Stochastic Portfolio Theory Reading Seminar

Fall 2021


Welcome to the Stochastic Portfolio Theory Reading Seminar, run by the students of Columbia University.

This Fall we we will be studying Portfolio Theory and Arbitrage: A Course in Mathematical Finance by I. Karatzas and C. Kardaras. Our talks will be held in hybrid form over Zoom and in Columbia University on Fridays from 4p.m. to 5p.m. EDT.

This seminar is the continuation of the same seminar held in Summer - SPT Seminar, Summer 2021.

If you would like to come to our seminars or to be added on the mailing list, please email ggaitsgori@math.columbia.edu.

Next Seminar

Date and time Speaker Title and abstract
Friday, October 15, 4:00p.m.
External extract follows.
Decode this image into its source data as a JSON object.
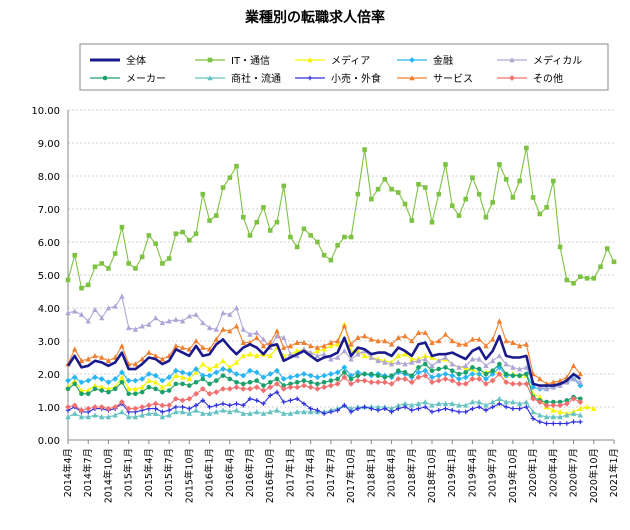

EDT Georgy Gaitsgori Stochastic Portfolio Theory - New and old definitions (PTA, Chapter 1)

We start discussing the book "Portfolio Theory and Arbitrage" by I.Karatzas and C.Kardaras. In particular, we will try to cover Chapter 1 of this book. We will revisit old definitions of stock prices, portfolios and functionally generated portfolios. We will also generalize these notions and introduce new notions of wealth process, numeraire, and others.

Past Seminars

Date and time Speaker Title and abstract
Friday, October 1, 4:00p.m. EDT Richard Groenewald Functionally Generated Trading Strategies in Markets of General Continuous Semimartingales

We discuss generalizing the approach taken in Fernholz's Stochastic Portfolio Theory text to markets whose stock price processes are arbitrary continuous semimartingales, and outline an alternative "additive" portfolio generation. We will also introduce sufficient conditions for both long and short-term arbitrage with respect to the market portfolio, and review some specific examples.
Friday, October 8, 4:00p.m. EDT Richard Groenewald Arbitrage and a New Class of Portfolio Generating Functions

We continue to discuss sufficient conditions for both long and short term arbitrage with respect to the market portfolio in markets whose stock price processes are general continuous semimartingales. We will also develop some notions of portfolio generating functions which take inputs other than the market weights alone.